Senin, 1 Juli 2019 | 08:13 WIB
0
564
Jelang Satu Abad Pak Sim, Institut TB Simatupang
TB Simatupang (Foto: Facebook/Manuel Kaisiepo)

Pada tahun 1950, dalam usia sangat muda --30 tahun!-- dia menjadi Kepala Staf Angkatan Perang (KSAP), menggantikan Jenderal Sudirman. Dialah Letnan Jenderal TNI (purn) Dr.
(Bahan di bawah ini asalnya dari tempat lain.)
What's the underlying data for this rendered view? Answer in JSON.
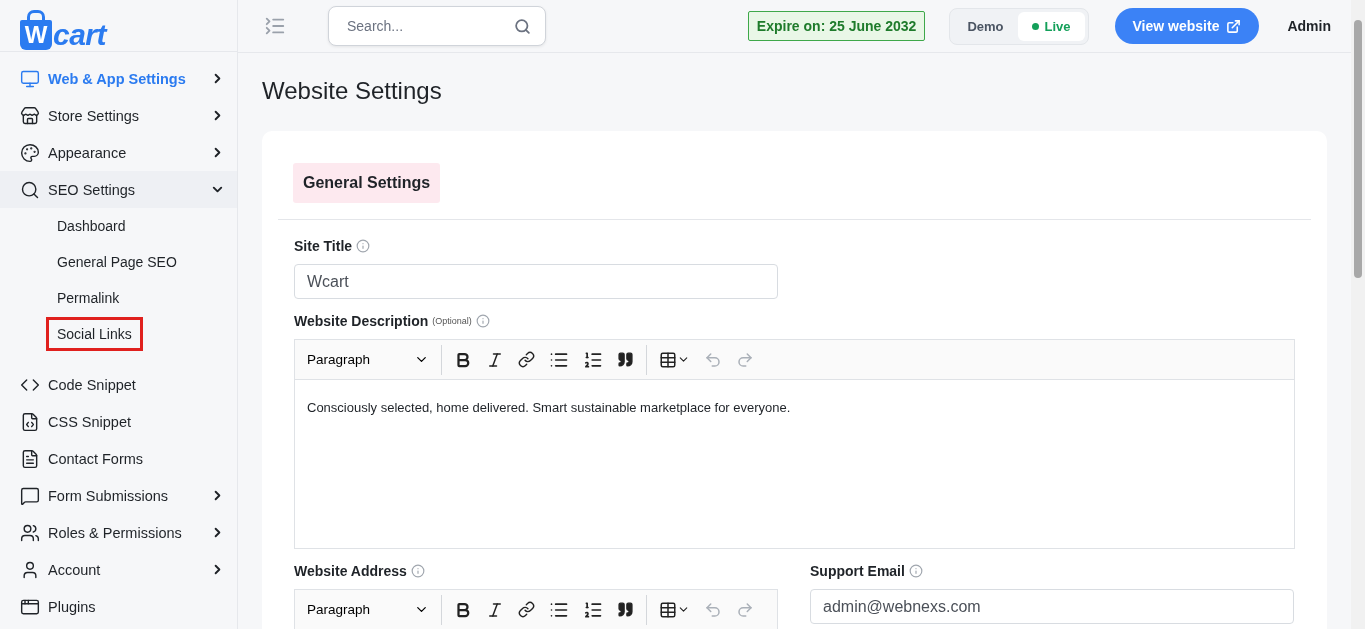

Tahi Bonar Simatupang, yang lahir 99 tahun lalu, tepatnya 28 Januari 1920, dan wafat 1 Januari 1990.

Pak Sim --panggilan akrabnya-- seorang militer profesional sekaligus intelektual pemikir yang banyak menyumbang pemikirannya dalam soal-soal militer, pertahanan dan politik; juga sosial, filsafat, dan agama.

Pada awal karier militernya, salah satu lulusan terbaik Akademi Militer Belanda (KMA) ini ikut menyusun dan menyempurnakan struktur organisasi TKR (sekarang TNI). Simatupang yang kemudian menjadi wakil dari Panglima Besar Jenderal Sudirman, juga menjadi penasehat militer pada berbagai perundingan Indonesia - Belanda hingga Konferensi Meja Bundar (KMB) akhir 1949.
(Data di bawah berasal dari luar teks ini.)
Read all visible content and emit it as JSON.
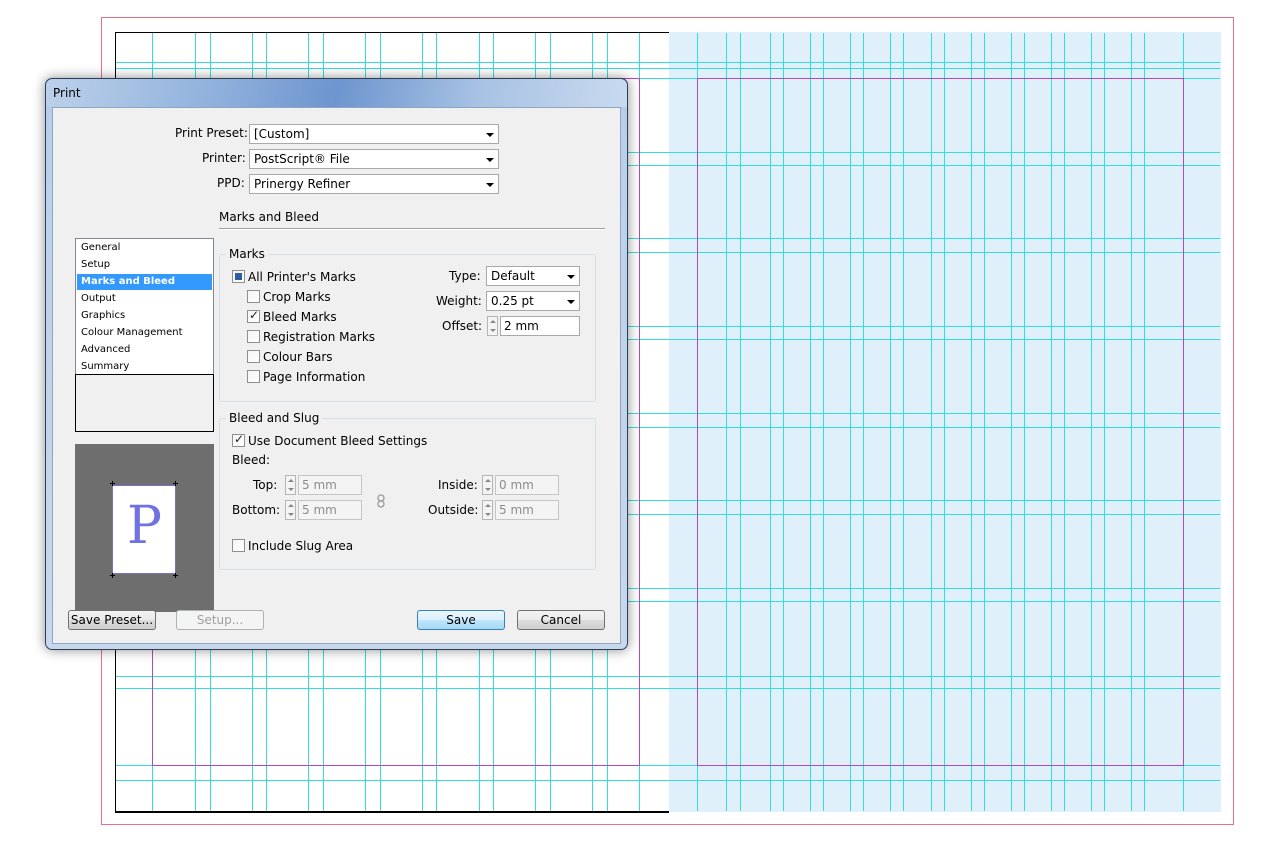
{
  "dialog": {
    "title": "Print",
    "print_preset": {
      "label": "Print Preset:",
      "value": "[Custom]"
    },
    "printer": {
      "label": "Printer:",
      "value": "PostScript® File"
    },
    "ppd": {
      "label": "PPD:",
      "value": "Prinergy Refiner"
    },
    "nav_items": [
      "General",
      "Setup",
      "Marks and Bleed",
      "Output",
      "Graphics",
      "Colour Management",
      "Advanced",
      "Summary"
    ],
    "selected_nav": "Marks and Bleed",
    "preview_letter": "P",
    "section_title": "Marks and Bleed",
    "marks": {
      "group_title": "Marks",
      "all_printers_marks": "All Printer's Marks",
      "crop_marks": "Crop Marks",
      "bleed_marks": "Bleed Marks",
      "registration_marks": "Registration Marks",
      "colour_bars": "Colour Bars",
      "page_information": "Page Information",
      "type_label": "Type:",
      "type_value": "Default",
      "weight_label": "Weight:",
      "weight_value": "0.25 pt",
      "offset_label": "Offset:",
      "offset_value": "2 mm"
    },
    "bleed_slug": {
      "group_title": "Bleed and Slug",
      "use_document_bleed": "Use Document Bleed Settings",
      "bleed_label": "Bleed:",
      "top_label": "Top:",
      "top_value": "5 mm",
      "bottom_label": "Bottom:",
      "bottom_value": "5 mm",
      "inside_label": "Inside:",
      "inside_value": "0 mm",
      "outside_label": "Outside:",
      "outside_value": "5 mm",
      "include_slug": "Include Slug Area"
    },
    "buttons": {
      "save_preset": "Save Preset...",
      "setup": "Setup...",
      "save": "Save",
      "cancel": "Cancel"
    }
  },
  "colors": {
    "guide": "#33dddd",
    "margin": "#b04ac0",
    "bleed": "#e8708c",
    "selection": "#3399ff"
  }
}
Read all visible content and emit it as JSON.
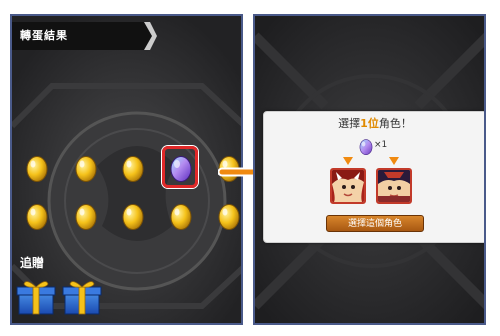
{
  "left_panel": {
    "title": "轉蛋結果",
    "bonus_label": "追贈",
    "eggs": [
      {
        "kind": "gold-egg",
        "selected": false
      },
      {
        "kind": "gold-egg",
        "selected": false
      },
      {
        "kind": "gold-egg",
        "selected": false
      },
      {
        "kind": "rainbow-egg",
        "selected": true
      },
      {
        "kind": "gold-egg",
        "selected": false
      },
      {
        "kind": "gold-egg",
        "selected": false
      },
      {
        "kind": "gold-egg",
        "selected": false
      },
      {
        "kind": "gold-egg",
        "selected": false
      },
      {
        "kind": "gold-egg",
        "selected": false
      },
      {
        "kind": "gold-egg",
        "selected": false
      }
    ],
    "gifts": [
      "gift-box-icon",
      "gift-box-icon"
    ]
  },
  "result_box": {
    "header_prefix": "選擇",
    "header_highlight": "1位",
    "header_suffix": "角色！",
    "egg_count": "×1",
    "characters": [
      "character-portrait-1",
      "character-portrait-2"
    ],
    "select_button": "選擇這個角色"
  },
  "colors": {
    "panel_border": "#4a5a8a",
    "selection_ring": "#e02828",
    "arrow": "#f08a10",
    "button": "#c0701e"
  }
}
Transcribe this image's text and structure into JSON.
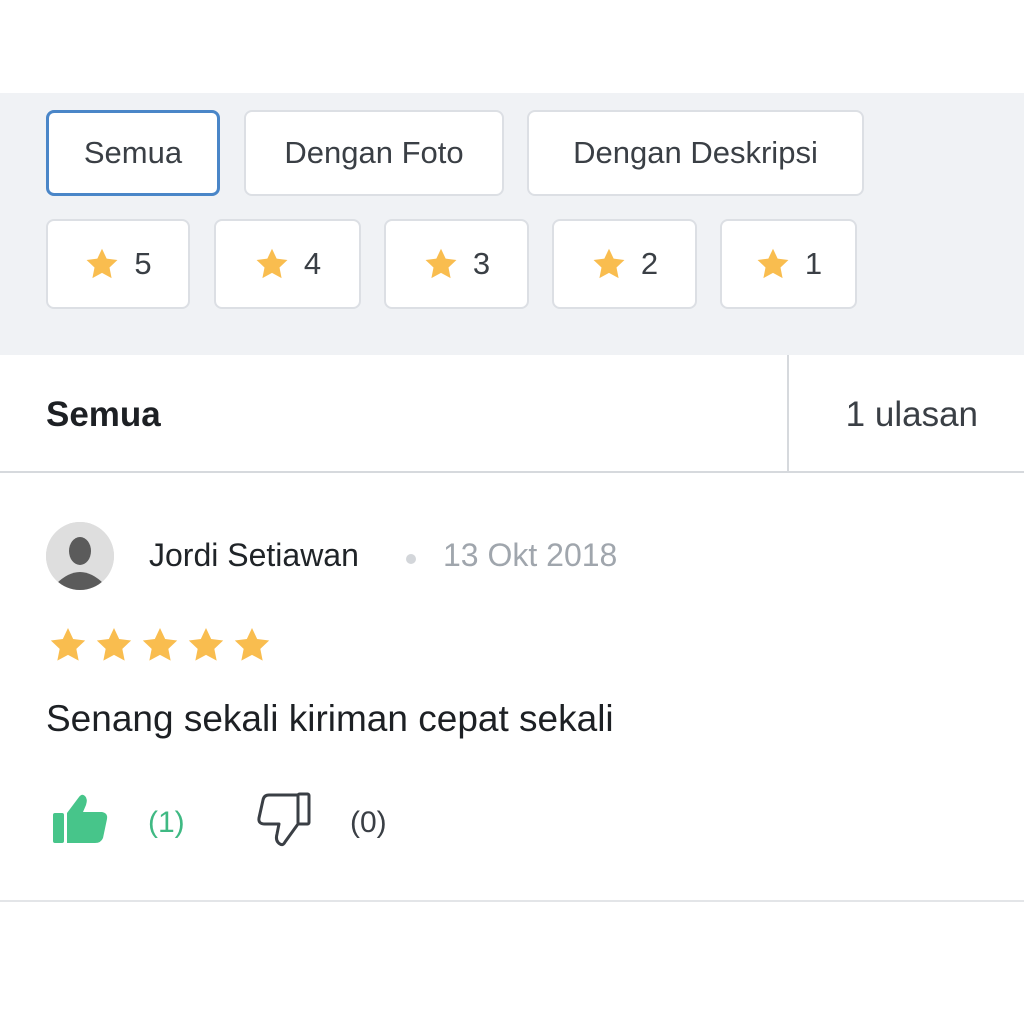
{
  "filters": {
    "type_chips": [
      {
        "label": "Semua",
        "selected": true
      },
      {
        "label": "Dengan Foto",
        "selected": false
      },
      {
        "label": "Dengan Deskripsi",
        "selected": false
      }
    ],
    "star_chips": [
      {
        "label": "5",
        "icon": "star-icon"
      },
      {
        "label": "4",
        "icon": "star-icon"
      },
      {
        "label": "3",
        "icon": "star-icon"
      },
      {
        "label": "2",
        "icon": "star-icon"
      },
      {
        "label": "1",
        "icon": "star-icon"
      }
    ]
  },
  "summary": {
    "label": "Semua",
    "count": "1 ulasan"
  },
  "review": {
    "reviewer": "Jordi Setiawan",
    "date": "13 Okt 2018",
    "rating": 5,
    "text": "Senang sekali kiriman cepat sekali",
    "like_count": "(1)",
    "dislike_count": "(0)"
  },
  "colors": {
    "star": "#f9bd4f",
    "accent_border": "#4a86c8",
    "like": "#3fb983",
    "panel_bg": "#f0f2f5"
  }
}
Pengalamannya bergerilya selama revolusi kemerdekaan, khususnya sejak Desember 1948 (pendudukan Yogya) hingga Desember 1949 (KMB), dan pengalamannya sebagai wakil militer dalam berbagai perundingan diplomatik itu kemudian dibukukan berjudul: LAPORAN DARI BANARAN: Kisah Pengalaman Seorang Prajurit selama Perang Kemerdekaan (1960).

Buku itu sudah diterjemahkan ke bahasa Inggris oleh Benedict Anderson, REPORT FROM BANARAN: EXPERIENCES DURING THE PEOPLE'S WAR, dengan Kata Pengantar Prof. John R. W. Smail (1972). 
Buku ini mengisahkan periode paling eksistensial tidak saja bagi TNI tapi juga bagi negara baru Indonesia yang tengah berada di pusaran angin topan.
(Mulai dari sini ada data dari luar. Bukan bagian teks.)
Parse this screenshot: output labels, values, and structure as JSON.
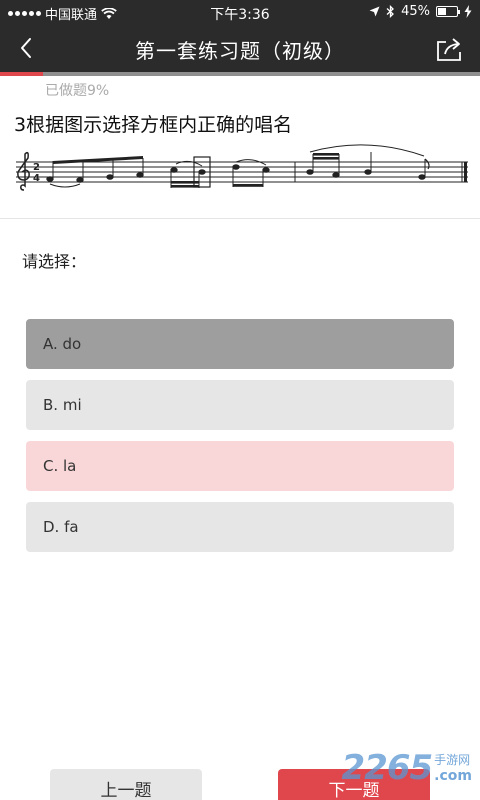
{
  "status_bar": {
    "carrier": "中国联通",
    "time": "下午3:36",
    "battery": "45%",
    "battery_level": 0.45
  },
  "nav": {
    "title": "第一套练习题（初级）"
  },
  "progress": {
    "text": "已做题9%",
    "fraction": 0.09
  },
  "question": {
    "text": "3根据图示选择方框内正确的唱名",
    "time_signature_top": "2",
    "time_signature_bottom": "4"
  },
  "select_label": "请选择：",
  "options": [
    {
      "label": "A. do",
      "state": "selected"
    },
    {
      "label": "B. mi",
      "state": "normal"
    },
    {
      "label": "C. la",
      "state": "wrong"
    },
    {
      "label": "D. fa",
      "state": "normal"
    }
  ],
  "buttons": {
    "prev": "上一题",
    "next": "下一题"
  },
  "watermark": {
    "number": "2265",
    "cn": "手游网",
    "en": ".com"
  },
  "colors": {
    "accent": "#e0474c",
    "header": "#2b2b2b",
    "selected": "#9e9e9e",
    "wrong": "#f9d7d8",
    "normal": "#e6e6e6"
  }
}
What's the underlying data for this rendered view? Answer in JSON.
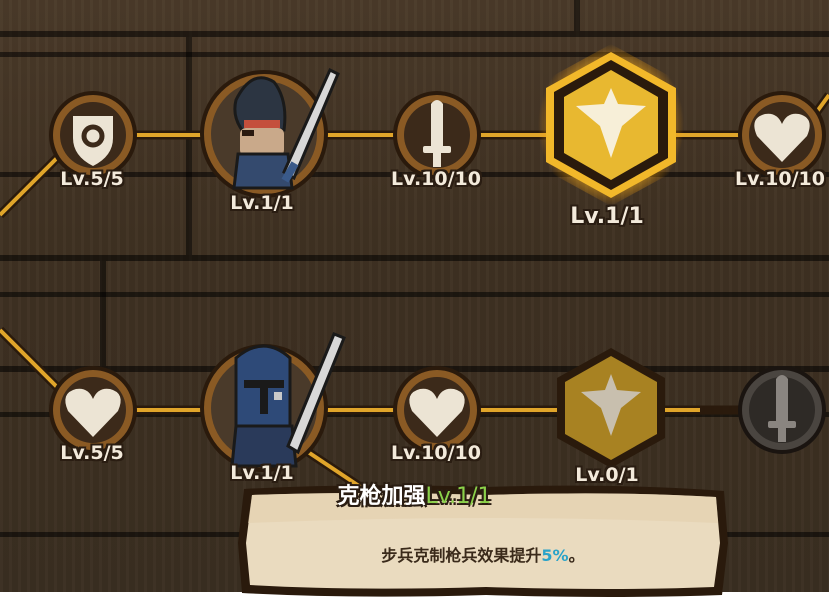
{
  "row1": {
    "nodes": [
      {
        "kind": "shield-target",
        "label": "Lv.5/5",
        "state": "unlocked"
      },
      {
        "kind": "knight-helmet",
        "label": "Lv.1/1",
        "state": "unlocked"
      },
      {
        "kind": "sword",
        "label": "Lv.10/10",
        "state": "unlocked"
      },
      {
        "kind": "spear-emblem",
        "label": "Lv.1/1",
        "state": "selected"
      },
      {
        "kind": "heart",
        "label": "Lv.10/10",
        "state": "unlocked"
      }
    ]
  },
  "row2": {
    "nodes": [
      {
        "kind": "heart",
        "label": "Lv.5/5",
        "state": "unlocked"
      },
      {
        "kind": "knight-greathelm",
        "label": "Lv.1/1",
        "state": "unlocked"
      },
      {
        "kind": "heart",
        "label": "Lv.10/10",
        "state": "unlocked"
      },
      {
        "kind": "spear-emblem",
        "label": "Lv.0/1",
        "state": "available"
      },
      {
        "kind": "sword",
        "label": "",
        "state": "locked"
      }
    ]
  },
  "detail": {
    "title": "克枪加强",
    "level": "Lv.1/1",
    "desc_prefix": "步兵克制枪兵效果提升",
    "desc_value": "5%",
    "desc_suffix": "。"
  },
  "colors": {
    "path": "#e0a52a",
    "gold": "#e8b830",
    "frame": "#7a4e20",
    "wood": "#4a3a29"
  }
}
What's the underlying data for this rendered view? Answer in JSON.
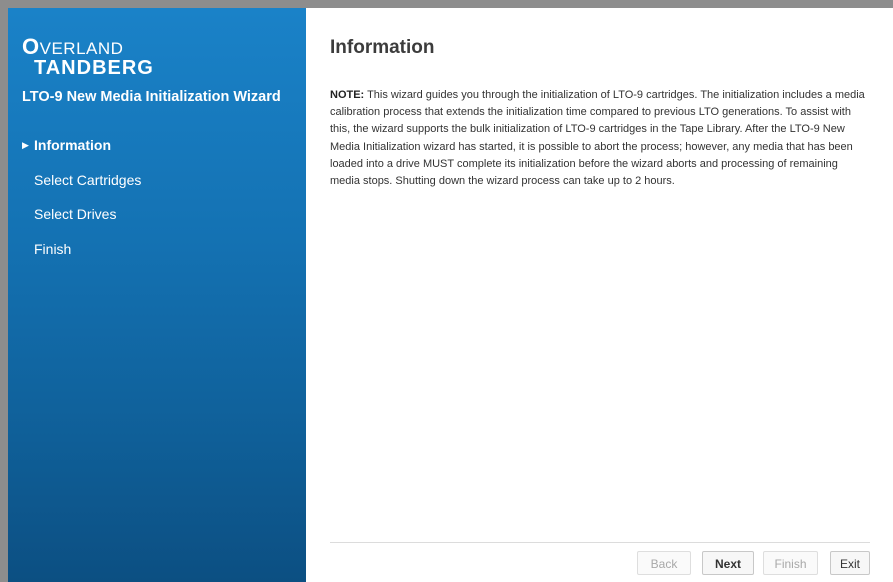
{
  "logo": {
    "line1_first": "O",
    "line1_rest": "VERLAND",
    "line2": "TANDBERG"
  },
  "sidebar": {
    "wizard_title": "LTO-9 New Media Initialization Wizard",
    "items": [
      {
        "label": "Information",
        "active": true
      },
      {
        "label": "Select Cartridges",
        "active": false
      },
      {
        "label": "Select Drives",
        "active": false
      },
      {
        "label": "Finish",
        "active": false
      }
    ]
  },
  "main": {
    "title": "Information",
    "note_label": "NOTE:",
    "note_text": " This wizard guides you through the initialization of LTO-9 cartridges. The initialization includes a media calibration process that extends the initialization time compared to previous LTO generations. To assist with this, the wizard supports the bulk initialization of LTO-9 cartridges in the Tape Library. After the LTO-9 New Media Initialization wizard has started, it is possible to abort the process; however, any media that has been loaded into a drive MUST complete its initialization before the wizard aborts and processing of remaining media stops. Shutting down the wizard process can take up to 2 hours."
  },
  "buttons": {
    "back": "Back",
    "next": "Next",
    "finish": "Finish",
    "exit": "Exit"
  },
  "colors": {
    "sidebar_top": "#1a82c8",
    "sidebar_bottom": "#0c4f82",
    "frame_border": "#8d8d8d"
  }
}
Profesor Smail dalam kata pengantarnya menulis, Simatupang dengan segala kapasitas, peran, dan pengalamannya sangat tepat menulis tentang periode itu. Smail menambahkan : "....Report from Banaran --like Simatupang himself, calm, rational, moderate-- is written from the eye of that tremendous storm !..."

Maka ketika pada tahun 1950 (setelah pengakuan kedaulatan) Simatupang terpilih menggantikan Jenderal Sudirman yang wafat, itu bukanlah hal yang mengejutkan. 

Tapi politik memang penuh dinamika dan romantika. 

Beda pendapat antara Pak Sim (bersama kelompok militer profesional umumnya) dengan Presiden Soekarno (dan sebagian kelompok politik saat itu) yang bermuara pada "Peristiwa 17 Oktober 1952", menyebabkan dia harus mengakhiri lebih cepat karier militernya. 

Pak Sim diberhentikan dari jabatan KSAP tahun 1954, dan tahun 1959 pensiun pada usia 39 tahun! (Pak Sim sering berkelakar: "umumnya tentara belum jadi jenderal pada usia 40 tahun; saya jenderal tapi pensiun sebelum 40 tahun!").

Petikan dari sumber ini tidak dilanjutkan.